I construct long sentences.
So he and I are construction managers, I like to think. From one construction manager to the other, Sherdian wrote me awhile ago, looking for advice:
I do a good bit of technical writing and I like to come across in a strong and concise manner. But this damn Word program keeps underlining certain phrases in green and it bugs me because when I click these phrases it says “passive voice, consider revising”. For some reason that PMO because who the hell do they think they are saying I am passive? Especially when I don’t even understand what they are talking about. So … I’m asking the professional, what the H are they talking about? Maybe if I understand it I can ignore it.
He provided an example of a piece of writing Word flagged as passive:
As defined in the base facility concept, EDG will prepare a performance specification for the design and supply of two 250 MT welded steel storage tanks that will be provided fully assembled and ready to be placed into the load-out structure. Deliverable size, cost and constructability are also being studied and a final concept will be submitted for consideration as details are developed.
All it means is that there is no subject in the sentences. No acting people or entities.
If I were to write those sentences in the active voice (vs. the passive), I would say,
As defined in the base facility concept, EDG will prepare a performance specification for the design and supply of two 250 MT welded steel storage tanks that we'll provide fully assembled and ready to be placed into the load-out structure.
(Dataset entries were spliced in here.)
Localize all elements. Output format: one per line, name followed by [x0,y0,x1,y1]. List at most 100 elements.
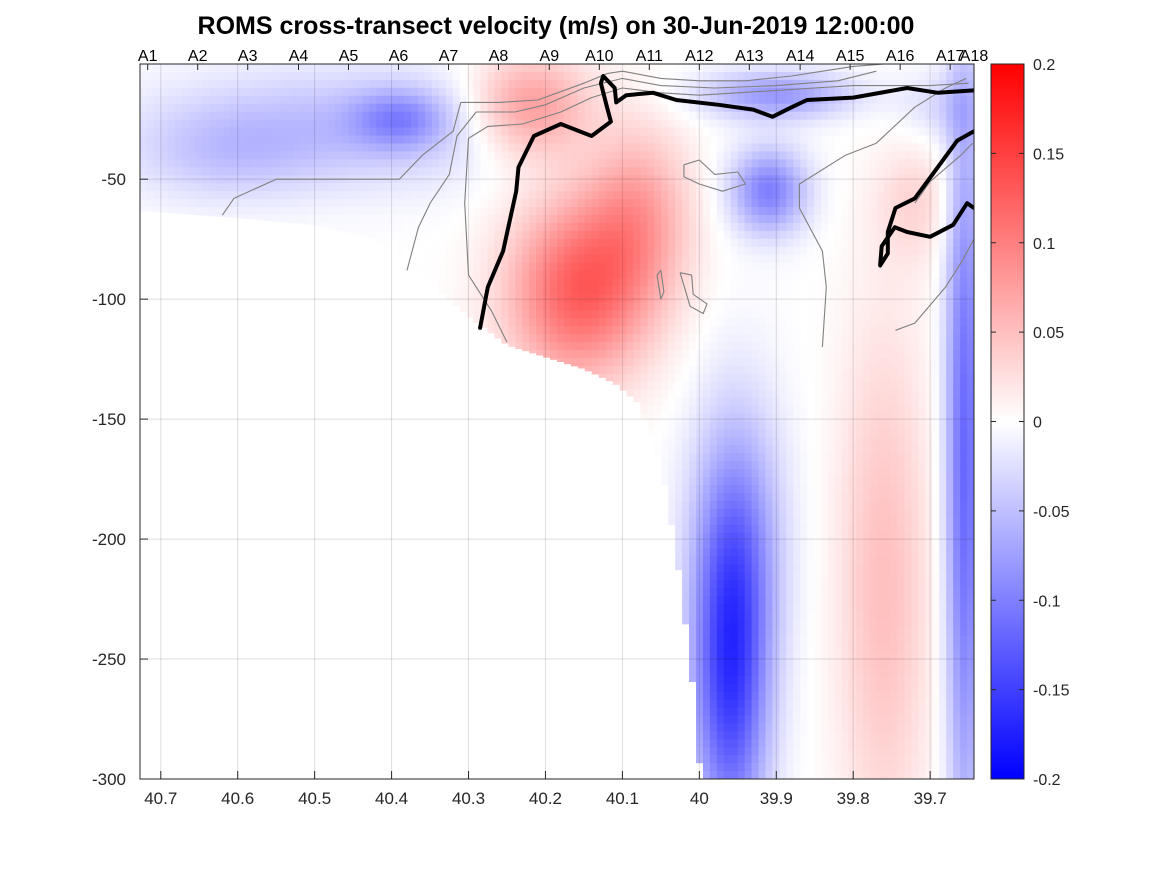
velocity-cell [716,739,725,748]
velocity-cell [390,230,398,240]
velocity-cell [821,731,829,740]
velocity-cell [758,731,767,740]
velocity-cell [244,214,252,220]
velocity-cell [501,151,509,160]
velocity-cell [348,71,357,81]
velocity-cell [779,286,787,295]
velocity-cell [848,64,857,73]
velocity-cell [265,191,273,200]
velocity-cell [709,381,718,391]
velocity-cell [320,87,329,97]
velocity-cell [848,342,857,351]
velocity-cell [237,151,245,160]
velocity-cell [689,604,697,613]
velocity-cell [744,207,753,216]
velocity-cell [244,175,252,184]
velocity-cell [716,516,725,526]
velocity-cell [445,64,454,73]
velocity-cell [223,191,231,200]
velocity-cell [862,199,871,208]
velocity-cell [800,604,808,613]
velocity-cell [758,747,767,756]
velocity-cell [633,278,641,288]
velocity-cell [598,350,607,359]
velocity-cell [821,500,829,510]
velocity-cell [473,207,482,216]
velocity-cell [758,254,767,264]
velocity-cell [376,79,384,89]
velocity-cell [765,246,774,256]
velocity-cell [397,143,405,152]
velocity-cell [160,183,169,192]
velocity-cell [876,485,885,494]
velocity-cell [730,691,739,701]
velocity-cell [730,548,739,558]
velocity-cell [348,79,357,89]
velocity-cell [751,373,760,383]
velocity-cell [730,334,739,343]
velocity-cell [550,334,558,343]
velocity-cell [473,191,482,200]
velocity-cell [438,183,447,192]
velocity-cell [737,79,746,89]
velocity-cell [835,373,843,383]
velocity-cell [522,254,530,264]
velocity-cell [751,707,760,717]
velocity-cell [723,119,732,129]
velocity-cell [258,135,266,145]
velocity-cell [160,191,169,200]
velocity-cell [563,254,572,264]
velocity-cell [716,71,725,81]
velocity-cell [647,119,655,129]
velocity-cell [716,683,725,693]
velocity-cell [730,421,739,431]
velocity-cell [557,135,565,145]
velocity-cell [306,79,315,89]
velocity-cell [779,643,787,653]
velocity-cell [821,159,829,168]
velocity-cell [821,357,829,367]
velocity-cell [577,254,586,264]
velocity-cell [696,548,704,558]
velocity-cell [654,357,662,367]
velocity-cell [779,381,787,391]
velocity-cell [709,771,718,779]
velocity-cell [591,278,600,288]
velocity-cell [828,389,836,399]
velocity-cell [862,707,871,717]
velocity-cell [550,119,558,129]
velocity-cell [765,747,774,756]
velocity-cell [730,516,739,526]
velocity-cell [835,318,843,327]
velocity-cell [876,739,885,748]
velocity-cell [786,389,794,399]
velocity-cell [709,254,718,264]
velocity-cell [473,254,482,264]
velocity-cell [862,230,871,240]
velocity-cell [751,500,760,510]
velocity-cell [501,127,509,137]
velocity-cell [800,199,808,208]
velocity-cell [348,135,357,145]
velocity-cell [675,357,683,367]
velocity-cell [793,246,801,256]
velocity-cell [619,246,628,256]
velocity-cell [487,119,496,129]
velocity-cell [855,111,864,121]
velocity-cell [675,310,683,319]
velocity-cell [563,151,572,160]
velocity-cell [570,342,579,351]
velocity-cell [890,238,899,248]
velocity-cell [424,95,433,105]
velocity-cell [529,270,537,280]
velocity-cell [848,350,857,359]
velocity-cell [647,207,655,216]
velocity-cell [744,278,753,288]
velocity-cell [862,548,871,558]
velocity-cell [758,64,767,73]
velocity-cell [424,175,433,184]
velocity-cell [855,493,864,502]
velocity-cell [716,493,725,502]
velocity-cell [723,310,732,319]
velocity-cell [397,151,405,160]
EDG engineers are also studying deliverable size, cost and constructability and will submit a final concept for consideration as details are developed.
Passive voice just means you're kind of hiding the acting agent in the action, which gets tiresome to read after awhile because people like to read about people and not processes. Also, institutional writers often use this structure to hide blame.
"Mistakes were made," instead of "We fucked up."
I'd avoid passive voice whenever you can just as easily specify who is doing the thing. In this example, your first sentence is fine as-is, but I'd probably change the second one to specify who is doing all that studying.
In neither case is the passive voice the end of the world. But a whole document full of sentences without subjects reads like a ghost town.
"Wow, much bigger deal than I thought," Sherdian replied. "Thanks, I'll change my ways."
A couple of months later, he reports, "I've been trying very hard … and now that you mention it, I have not been dinged by the Program for some time. Wow, you're a great teacher!"
By such small victories, one is gratified.